We believe that in some babies, short stretches of DNA get deleted by chance from their genome before birth, in a way that’s not inherited from their parents. This is seen in very severe congenital heart defects, such as hypoplastic left heart syndrome.

My lab has been working with Katie Pollard, PhD, director of the Gladstone Institute of Data Science and Biotechnology. We’re trying to shed light on how these deleted stretches of DNA alter the 3D organization of a child’s genome in ways that may cause disease.

Katie Pollard in a meeting at Gladstone Institutes

Bruneau is collaborating with Pollard (center) to uncover how missing stretches of DNA alter a child’s genome in ways that may cause severe congenital heart defects.

Even though these deletions are tiny, they can have major effects. That’s because each cell has about a meter of DNA in its nucleus—which is like taking a wire that reaches from New York to San Francisco and stuffing it into a backpack. But it’s not just stuffed in randomly; it’s very precisely organized according to the DNA sequence of the genome.

So even a small deletion can severely disrupt the 3D shape, which disrupts what genes get turned on and, ultimately, how the heart develops. It’s a layer of disease mechanism at the genome level that we didn’t really anticipate.

How were you able to make this discovery?

What made this discovery possible was a sophisticated AI algorithm called Akita developed in Pollard’s lab. This algorithm predicts the complex 3D genome structure from just the linear DNA sequence, which is the simple combination of four types of bases—represented by the letters A, G, C, and T—that are found in a DNA molecule.

We combined Akita with two other flagship platforms at Gladstone—induced pluripotent stem cells and CRISPR gene editing—and found it can successfully perform even more difficult tasks than the popular tool called AlphaFold.
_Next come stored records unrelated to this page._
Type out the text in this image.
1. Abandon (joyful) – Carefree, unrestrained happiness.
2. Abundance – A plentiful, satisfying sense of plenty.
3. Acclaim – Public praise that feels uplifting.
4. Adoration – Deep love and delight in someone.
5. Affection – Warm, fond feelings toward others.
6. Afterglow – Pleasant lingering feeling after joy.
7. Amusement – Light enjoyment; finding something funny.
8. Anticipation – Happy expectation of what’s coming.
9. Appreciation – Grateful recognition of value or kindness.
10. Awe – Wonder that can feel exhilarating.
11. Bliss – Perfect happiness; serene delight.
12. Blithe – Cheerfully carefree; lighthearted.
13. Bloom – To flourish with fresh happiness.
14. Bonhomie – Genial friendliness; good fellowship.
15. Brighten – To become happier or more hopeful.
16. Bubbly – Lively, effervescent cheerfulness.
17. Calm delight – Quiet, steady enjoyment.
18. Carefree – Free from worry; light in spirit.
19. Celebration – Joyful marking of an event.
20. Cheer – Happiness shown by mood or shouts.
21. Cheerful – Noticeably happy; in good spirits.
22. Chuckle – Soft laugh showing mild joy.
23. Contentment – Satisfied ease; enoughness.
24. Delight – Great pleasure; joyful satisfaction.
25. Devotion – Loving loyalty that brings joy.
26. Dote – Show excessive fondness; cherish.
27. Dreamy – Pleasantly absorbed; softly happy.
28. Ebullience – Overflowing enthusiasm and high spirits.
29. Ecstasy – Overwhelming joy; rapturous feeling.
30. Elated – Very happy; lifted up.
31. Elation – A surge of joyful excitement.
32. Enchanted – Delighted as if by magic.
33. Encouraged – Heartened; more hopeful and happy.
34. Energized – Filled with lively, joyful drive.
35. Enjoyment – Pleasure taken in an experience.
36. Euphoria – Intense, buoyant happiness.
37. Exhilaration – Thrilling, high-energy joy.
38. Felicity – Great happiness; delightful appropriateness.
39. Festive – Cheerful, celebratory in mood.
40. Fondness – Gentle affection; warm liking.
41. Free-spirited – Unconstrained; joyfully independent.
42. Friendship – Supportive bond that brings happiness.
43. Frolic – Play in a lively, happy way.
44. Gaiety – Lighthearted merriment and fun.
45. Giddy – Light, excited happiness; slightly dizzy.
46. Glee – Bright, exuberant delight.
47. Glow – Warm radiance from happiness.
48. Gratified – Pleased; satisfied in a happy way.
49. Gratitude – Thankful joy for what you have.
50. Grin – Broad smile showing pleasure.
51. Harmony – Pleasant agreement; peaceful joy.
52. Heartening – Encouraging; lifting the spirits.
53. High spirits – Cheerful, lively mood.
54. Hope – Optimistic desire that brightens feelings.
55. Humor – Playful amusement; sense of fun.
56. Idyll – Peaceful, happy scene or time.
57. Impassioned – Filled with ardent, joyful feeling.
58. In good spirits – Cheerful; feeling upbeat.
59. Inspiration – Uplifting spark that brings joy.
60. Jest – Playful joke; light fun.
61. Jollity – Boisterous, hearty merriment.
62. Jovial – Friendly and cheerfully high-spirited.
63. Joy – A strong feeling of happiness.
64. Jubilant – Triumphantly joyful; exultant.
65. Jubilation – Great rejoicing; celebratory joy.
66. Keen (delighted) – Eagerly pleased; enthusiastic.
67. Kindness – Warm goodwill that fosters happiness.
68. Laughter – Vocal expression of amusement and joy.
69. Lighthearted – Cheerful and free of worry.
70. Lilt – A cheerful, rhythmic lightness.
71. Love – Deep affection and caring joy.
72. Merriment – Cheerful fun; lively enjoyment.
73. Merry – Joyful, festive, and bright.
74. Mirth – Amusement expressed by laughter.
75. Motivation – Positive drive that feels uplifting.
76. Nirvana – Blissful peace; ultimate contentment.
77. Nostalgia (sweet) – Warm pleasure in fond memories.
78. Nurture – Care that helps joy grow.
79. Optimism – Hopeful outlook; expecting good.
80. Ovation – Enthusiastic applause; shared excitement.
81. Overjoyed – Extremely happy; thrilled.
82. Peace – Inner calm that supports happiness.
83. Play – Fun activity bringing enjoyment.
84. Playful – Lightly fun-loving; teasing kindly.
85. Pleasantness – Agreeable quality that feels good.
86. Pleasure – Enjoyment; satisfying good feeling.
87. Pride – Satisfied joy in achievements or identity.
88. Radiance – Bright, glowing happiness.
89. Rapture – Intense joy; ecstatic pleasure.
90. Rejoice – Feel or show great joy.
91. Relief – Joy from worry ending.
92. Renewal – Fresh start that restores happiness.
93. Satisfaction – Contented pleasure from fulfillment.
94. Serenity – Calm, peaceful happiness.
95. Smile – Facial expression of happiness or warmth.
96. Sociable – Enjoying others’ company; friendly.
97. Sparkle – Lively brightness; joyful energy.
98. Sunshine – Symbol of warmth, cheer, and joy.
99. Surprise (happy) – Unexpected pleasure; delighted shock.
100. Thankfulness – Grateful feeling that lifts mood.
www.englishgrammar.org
And amazingly, we were able to confirm Akita’s predictions with experiments in the lab.

For clinicians, this is incredibly exciting. That’s because it would normally take a lengthy, expensive experiment to determine whether a child’s DNA deletion has anything to do with their heart defect. But this algorithm could be a powerful genetic screening platform to improve clinical decision-making.

How else is AI impacting heart research?

In general, what’s on the horizon to transform heart research is predictive AI. Every week, more studies come out about how you can use some clinical measurement in people to make interesting predictions.
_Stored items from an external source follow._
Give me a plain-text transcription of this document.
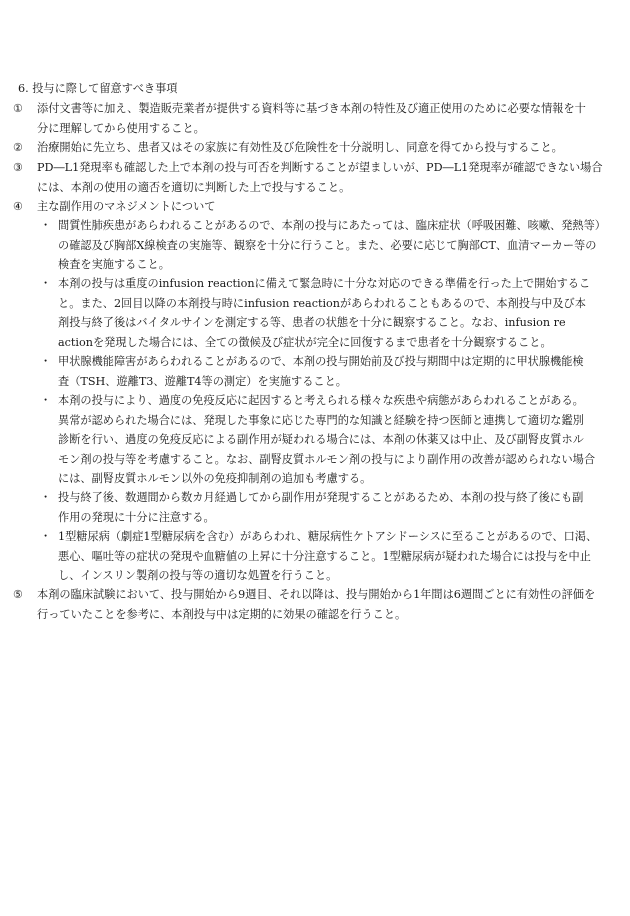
6. 投与に際して留意すべき事項
①	添付文書等に加え、製造販売業者が提供する資料等に基づき本剤の特性及び適正使用のために必要な情報を十
分に理解してから使用すること。
②	治療開始に先立ち、患者又はその家族に有効性及び危険性を十分説明し、同意を得てから投与すること。
③	PD―L1発現率も確認した上で本剤の投与可否を判断することが望ましいが、PD―L1発現率が確認できない場合
には、本剤の使用の適否を適切に判断した上で投与すること。
④	主な副作用のマネジメントについて
・ 間質性肺疾患があらわれることがあるので、本剤の投与にあたっては、臨床症状（呼吸困難、咳嗽、発熱等）
の確認及び胸部X線検査の実施等、観察を十分に行うこと。また、必要に応じて胸部CT、血清マーカー等の
検査を実施すること。
・ 本剤の投与は重度のinfusion reactionに備えて緊急時に十分な対応のできる準備を行った上で開始するこ
と。また、2回目以降の本剤投与時にinfusion reactionがあらわれることもあるので、本剤投与中及び本
剤投与終了後はバイタルサインを測定する等、患者の状態を十分に観察すること。なお、infusion re
actionを発現した場合には、全ての徴候及び症状が完全に回復するまで患者を十分観察すること。
・ 甲状腺機能障害があらわれることがあるので、本剤の投与開始前及び投与期間中は定期的に甲状腺機能検
査（TSH、遊離T3、遊離T4等の測定）を実施すること。
・ 本剤の投与により、過度の免疫反応に起因すると考えられる様々な疾患や病態があらわれることがある。
異常が認められた場合には、発現した事象に応じた専門的な知識と経験を持つ医師と連携して適切な鑑別
診断を行い、過度の免疫反応による副作用が疑われる場合には、本剤の休薬又は中止、及び副腎皮質ホル
モン剤の投与等を考慮すること。なお、副腎皮質ホルモン剤の投与により副作用の改善が認められない場合
には、副腎皮質ホルモン以外の免疫抑制剤の追加も考慮する。
・ 投与終了後、数週間から数カ月経過してから副作用が発現することがあるため、本剤の投与終了後にも副
作用の発現に十分に注意する。
・ 1型糖尿病（劇症1型糖尿病を含む）があらわれ、糖尿病性ケトアシドーシスに至ることがあるので、口渇、
悪心、嘔吐等の症状の発現や血糖値の上昇に十分注意すること。1型糖尿病が疑われた場合には投与を中止
し、インスリン製剤の投与等の適切な処置を行うこと。
⑤	本剤の臨床試験において、投与開始から9週目、それ以降は、投与開始から1年間は6週間ごとに有効性の評価を
行っていたことを参考に、本剤投与中は定期的に効果の確認を行うこと。
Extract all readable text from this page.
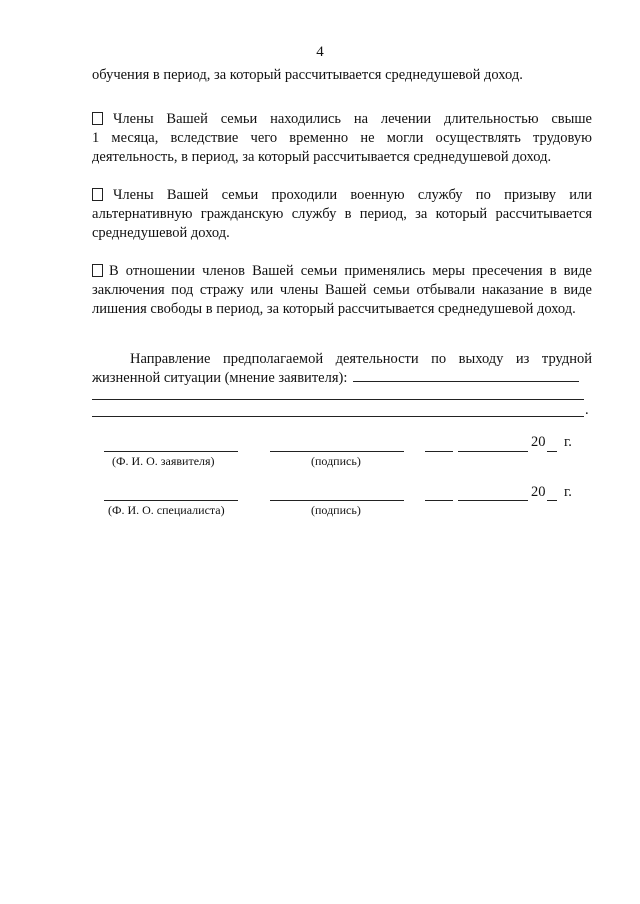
4
обучения в период, за который рассчитывается среднедушевой доход.
Члены Вашей семьи находились на лечении длительностью свыше
1 месяца, вследствие чего временно не могли осуществлять трудовую
деятельность, в период, за который рассчитывается среднедушевой доход.
Члены Вашей семьи проходили военную службу по призыву или
альтернативную гражданскую службу в период, за который рассчитывается
среднедушевой доход.
В отношении членов Вашей семьи применялись меры пресечения в виде
заключения под стражу или члены Вашей семьи отбывали наказание в виде
лишения свободы в период, за который рассчитывается среднедушевой доход.
Направление предполагаемой деятельности по выходу из трудной
жизненной ситуации (мнение заявителя):
.
20 г.
(Ф. И. О. заявителя)	(подпись)
20 г.
(Ф. И. О. специалиста)	(подпись)
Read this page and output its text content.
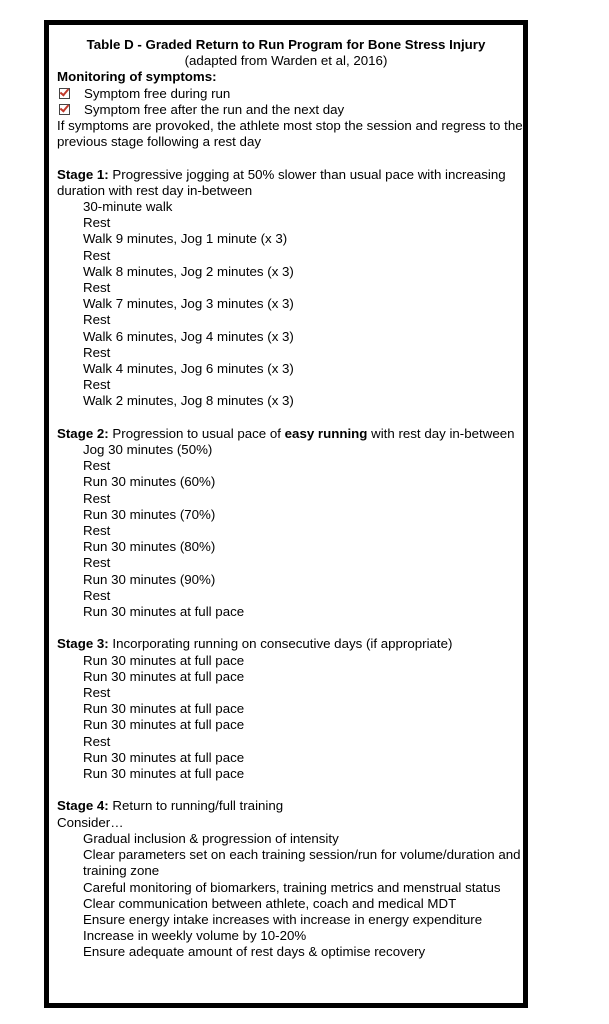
Table D - Graded Return to Run Program for Bone Stress Injury
(adapted from Warden et al, 2016)
Monitoring of symptoms:
Symptom free during run
Symptom free after the run and the next day
If symptoms are provoked, the athlete most stop the session and regress to the previous stage following a rest day
Stage 1: Progressive jogging at 50% slower than usual pace with increasing duration with rest day in-between
30-minute walk
Rest
Walk 9 minutes, Jog 1 minute (x 3)
Rest
Walk 8 minutes, Jog 2 minutes (x 3)
Rest
Walk 7 minutes, Jog 3 minutes (x 3)
Rest
Walk 6 minutes, Jog 4 minutes (x 3)
Rest
Walk 4 minutes, Jog 6 minutes (x 3)
Rest
Walk 2 minutes, Jog 8 minutes (x 3)
Stage 2: Progression to usual pace of easy running with rest day in-between
Jog 30 minutes (50%)
Rest
Run 30 minutes (60%)
Rest
Run 30 minutes (70%)
Rest
Run 30 minutes (80%)
Rest
Run 30 minutes (90%)
Rest
Run 30 minutes at full pace
Stage 3: Incorporating running on consecutive days (if appropriate)
Run 30 minutes at full pace
Run 30 minutes at full pace
Rest
Run 30 minutes at full pace
Run 30 minutes at full pace
Rest
Run 30 minutes at full pace
Run 30 minutes at full pace
Stage 4: Return to running/full training
Consider…
Gradual inclusion & progression of intensity
Clear parameters set on each training session/run for volume/duration and training zone
Careful monitoring of biomarkers, training metrics and menstrual status
Clear communication between athlete, coach and medical MDT
Ensure energy intake increases with increase in energy expenditure
Increase in weekly volume by 10-20%
Ensure adequate amount of rest days & optimise recovery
For instance, researchers have applied predictive AI to a dataset containing measurements of the dimensions of the heart for thousands of people. It revealed how certain measurements correlate with the severity of a particular type of heart disease. That opens up the possibility of personalizing treatment according to people’s heart dimensions.
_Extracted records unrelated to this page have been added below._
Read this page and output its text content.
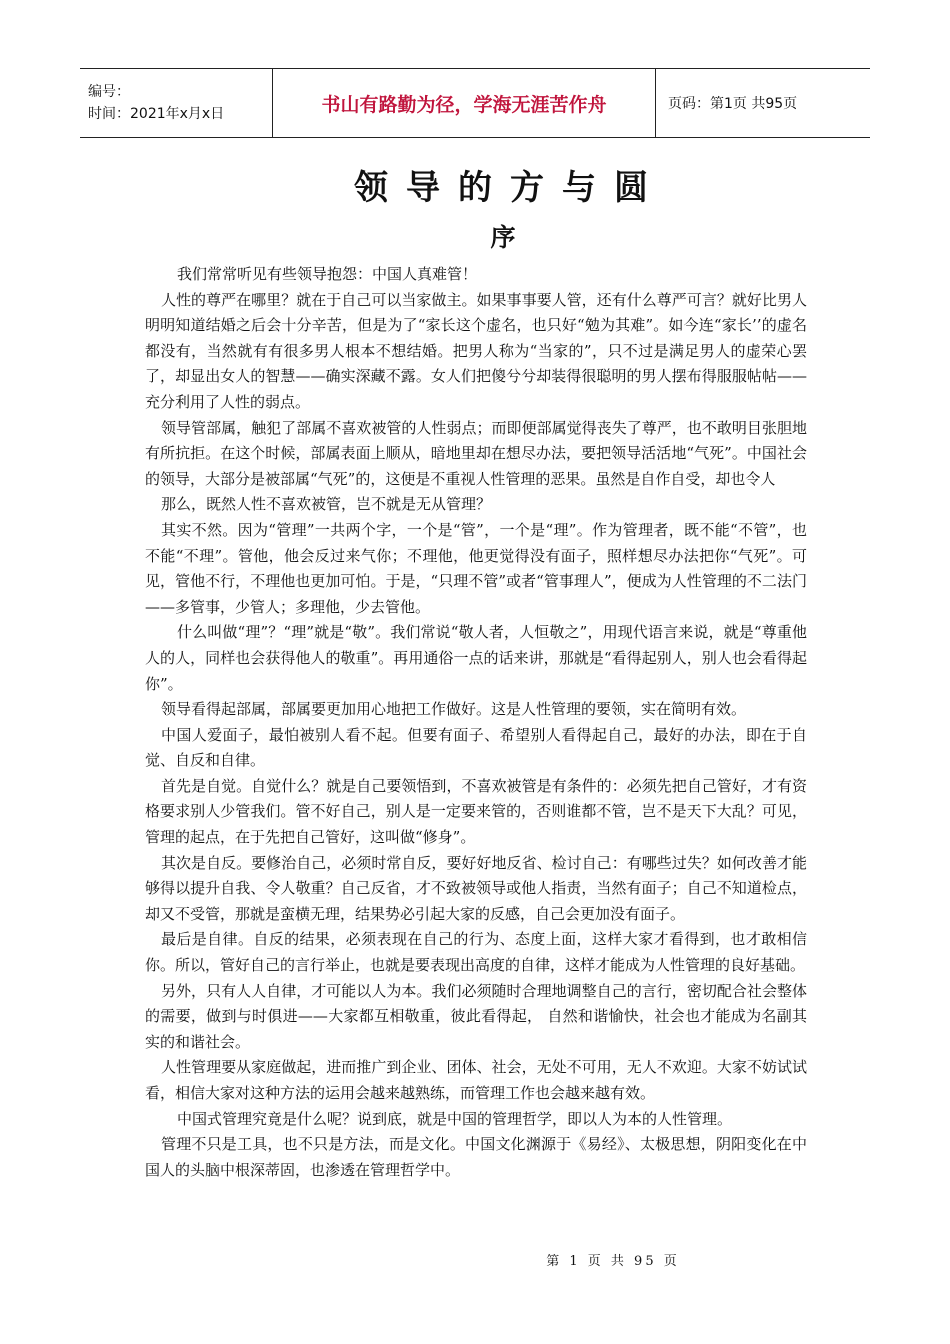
编号：
时间：2021年x月x日	书山有路勤为径，学海无涯苦作舟	页码：第1页 共95页
领导的方与圆
序

我们常常听见有些领导抱怨：中国人真难管！

人性的尊严在哪里？就在于自己可以当家做主。如果事事要人管，还有什么尊严可言？就好比男人明明知道结婚之后会十分辛苦，但是为了“家长这个虚名，也只好“勉为其难”。如今连“家长’’的虚名都没有，当然就有有很多男人根本不想结婚。把男人称为“当家的”，只不过是满足男人的虚荣心罢了，却显出女人的智慧——确实深藏不露。女人们把傻兮兮却装得很聪明的男人摆布得服服帖帖——充分利用了人性的弱点。

领导管部属，触犯了部属不喜欢被管的人性弱点；而即便部属觉得丧失了尊严，也不敢明目张胆地有所抗拒。在这个时候，部属表面上顺从，暗地里却在想尽办法，要把领导活活地“气死”。中国社会的领导，大部分是被部属“气死”的，这便是不重视人性管理的恶果。虽然是自作自受，却也令人

那么，既然人性不喜欢被管，岂不就是无从管理？

其实不然。因为“管理”一共两个字，一个是“管”，一个是“理”。作为管理者，既不能“不管”，也不能“不理”。管他，他会反过来气你；不理他，他更觉得没有面子，照样想尽办法把你“气死”。可见，管他不行，不理他也更加可怕。于是，“只理不管”或者“管事理人”，便成为人性管理的不二法门——多管事，少管人；多理他，少去管他。

什么叫做“理”？“理”就是“敬”。我们常说“敬人者，人恒敬之”，用现代语言来说，就是“尊重他人的人，同样也会获得他人的敬重”。再用通俗一点的话来讲，那就是“看得起别人，别人也会看得起你”。

领导看得起部属，部属要更加用心地把工作做好。这是人性管理的要领，实在简明有效。

中国人爱面子，最怕被别人看不起。但要有面子、希望别人看得起自己，最好的办法，即在于自觉、自反和自律。

首先是自觉。自觉什么？就是自己要领悟到，不喜欢被管是有条件的：必须先把自己管好，才有资格要求别人少管我们。管不好自己，别人是一定要来管的，否则谁都不管，岂不是天下大乱？可见，管理的起点，在于先把自己管好，这叫做“修身”。

其次是自反。要修治自己，必须时常自反，要好好地反省、检讨自己：有哪些过失？如何改善才能够得以提升自我、令人敬重？自己反省，才不致被领导或他人指责，当然有面子；自己不知道检点，却又不受管，那就是蛮横无理，结果势必引起大家的反感，自己会更加没有面子。

最后是自律。自反的结果，必须表现在自己的行为、态度上面，这样大家才看得到，也才敢相信你。所以，管好自己的言行举止，也就是要表现出高度的自律，这样才能成为人性管理的良好基础。

另外，只有人人自律，才可能以人为本。我们必须随时合理地调整自己的言行，密切配合社会整体的需要，做到与时俱进——大家都互相敬重，彼此看得起， 自然和谐愉快，社会也才能成为名副其实的和谐社会。

人性管理要从家庭做起，进而推广到企业、团体、社会，无处不可用，无人不欢迎。大家不妨试试看，相信大家对这种方法的运用会越来越熟练，而管理工作也会越来越有效。

中国式管理究竟是什么呢？说到底，就是中国的管理哲学，即以人为本的人性管理。

管理不只是工具，也不只是方法，而是文化。中国文化渊源于《易经》、太极思想，阴阳变化在中国人的头脑中根深蒂固，也渗透在管理哲学中。

第 1 页 共 95 页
Gladstone Investigator Christina Theodoris, PhD, is doing amazing work as one of the leaders in predictive AI. She developed an incredible self-learning algorithm called Geneformer, which has already identified genes that could serve as novel potential drug targets for people with heart failure.

Christina Theodoris at Gladstone Institutes

Theodoris (right) developed a predictive algorithm that has already identified novel potential drug targets for people with heart failure.

As a leader in heart research, is there anything else you’d like to highlight?

I want to emphasize the importance of collaboration in science, particularly among researchers with varied scientific disciplines. That concept is a driving force in the recruitments we make here at Gladstone. Our goal is to unite researchers with completely different areas of expertise who, together, can make discoveries that would otherwise be impossible.

This is key to making the big leaps forward in science that will have a huge, tangible impact on people with cardiovascular disease—and any other disease.